Cook's Note: The marinade and oil would have infused the meat. You'll be able to tell that it has soaked through the surface.
Heat up the cast iron pan or fire up the grill.
If using a grill, the steaks will be cooked using the 'Direct heat method'.
I like my steak cooked medium - pink center & Mr. Hubby likes it Medium to Medium-rare - hot pink center.
For cooking times, we follow Steven Raichlen's guide to cooking steaks:
Steaks 1/2” to 3/4” thick-
Rare – 1-2 minutes / side
Medium – 2-3 minutes/side
Well-done - 3-4 minutes/side
Steaks 1” thick-
Rare – 3-4 minutes / side
Medium – 4-6 minutes/side
Well-done - 6-7 minutes/side
Steaks 1-1/2” thick-
Rare – 4-6 minutes / side
Medium – 6-8 minutes/side
Well-done - 8-9 minutes/side
Heat 1-1/2 tbs ghee in the cast iron pan over medium high heat.
Use the above guide for cooking times. I love the crisp blackened layer the steak gets when you flip it over. Cook the other side as well once again following recommended cooking times.
Once cooked, remove the steaks to a plate and rest the steak for about 5-10 minutes before serving. I can't imagine resting for 20 minutes. Who like a cold steak?!

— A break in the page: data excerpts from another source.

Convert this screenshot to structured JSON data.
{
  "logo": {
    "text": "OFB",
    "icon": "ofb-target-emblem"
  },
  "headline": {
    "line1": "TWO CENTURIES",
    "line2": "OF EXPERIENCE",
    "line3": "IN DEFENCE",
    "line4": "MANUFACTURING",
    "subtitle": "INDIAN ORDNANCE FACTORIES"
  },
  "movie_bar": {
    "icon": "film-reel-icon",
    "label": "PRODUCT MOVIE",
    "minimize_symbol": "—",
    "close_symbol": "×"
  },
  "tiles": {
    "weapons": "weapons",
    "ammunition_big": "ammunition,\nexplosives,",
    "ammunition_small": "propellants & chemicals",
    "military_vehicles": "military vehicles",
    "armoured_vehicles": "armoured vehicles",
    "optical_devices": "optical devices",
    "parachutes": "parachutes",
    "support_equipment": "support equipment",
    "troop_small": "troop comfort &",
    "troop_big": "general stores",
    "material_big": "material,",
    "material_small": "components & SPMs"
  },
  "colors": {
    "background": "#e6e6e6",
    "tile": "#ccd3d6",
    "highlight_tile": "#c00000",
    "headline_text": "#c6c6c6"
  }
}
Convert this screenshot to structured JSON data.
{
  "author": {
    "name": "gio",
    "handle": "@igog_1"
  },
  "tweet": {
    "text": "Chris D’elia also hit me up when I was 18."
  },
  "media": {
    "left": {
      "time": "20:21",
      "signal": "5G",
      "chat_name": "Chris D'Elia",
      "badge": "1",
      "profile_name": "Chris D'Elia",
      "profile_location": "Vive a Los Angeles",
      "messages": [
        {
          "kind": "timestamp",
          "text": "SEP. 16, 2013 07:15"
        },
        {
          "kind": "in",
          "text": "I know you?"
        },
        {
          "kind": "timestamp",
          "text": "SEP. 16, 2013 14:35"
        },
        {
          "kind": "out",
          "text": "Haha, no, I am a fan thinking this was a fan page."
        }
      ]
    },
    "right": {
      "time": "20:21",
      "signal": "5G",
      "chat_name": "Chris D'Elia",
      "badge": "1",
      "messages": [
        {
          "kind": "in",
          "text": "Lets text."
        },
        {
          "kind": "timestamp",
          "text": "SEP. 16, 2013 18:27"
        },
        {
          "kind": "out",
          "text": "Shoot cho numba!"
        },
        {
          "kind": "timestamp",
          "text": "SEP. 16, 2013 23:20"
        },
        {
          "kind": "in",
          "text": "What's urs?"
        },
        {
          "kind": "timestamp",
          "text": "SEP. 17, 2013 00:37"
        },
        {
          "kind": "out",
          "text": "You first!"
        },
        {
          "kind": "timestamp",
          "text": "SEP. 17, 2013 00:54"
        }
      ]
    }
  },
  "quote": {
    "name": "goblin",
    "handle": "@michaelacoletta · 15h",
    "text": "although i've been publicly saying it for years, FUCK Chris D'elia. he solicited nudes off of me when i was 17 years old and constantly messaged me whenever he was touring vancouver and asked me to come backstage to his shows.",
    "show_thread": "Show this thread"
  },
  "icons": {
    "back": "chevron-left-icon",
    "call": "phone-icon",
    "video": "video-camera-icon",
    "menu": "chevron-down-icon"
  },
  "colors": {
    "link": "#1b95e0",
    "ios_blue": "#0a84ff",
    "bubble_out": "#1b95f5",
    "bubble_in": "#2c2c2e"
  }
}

Cook's Note: Remember that the meat continues to cook after you've taken it off the heat source. This is crucial to understand especially when cooking a steak. This is called carry-over cooking and is caused by residual heat transferring from the hotter exterior of the meat to the cooler center.
This means the meat must be removed from the heat source at an internal temperature lower than your desired final internal temperature, allowing the residual heat to finish the cooking while the meat rests.
Why is it important to rest steaks before cutting into them?
Quite simply, as meat proteins cook, they begin to shrink. Think of your kitchen sponge wrung out - that's what the meat is doing as it is cooking.
Once the meat rests, the moisture that is driven toward the center of the meat is redistributed. As a result, less juice runs out of the meat when you cut into it.
Serve with sautéed broccoli, some roasted potatoes or a baked potato, a bottle of good red wine and you have a lovely evening to look forward to.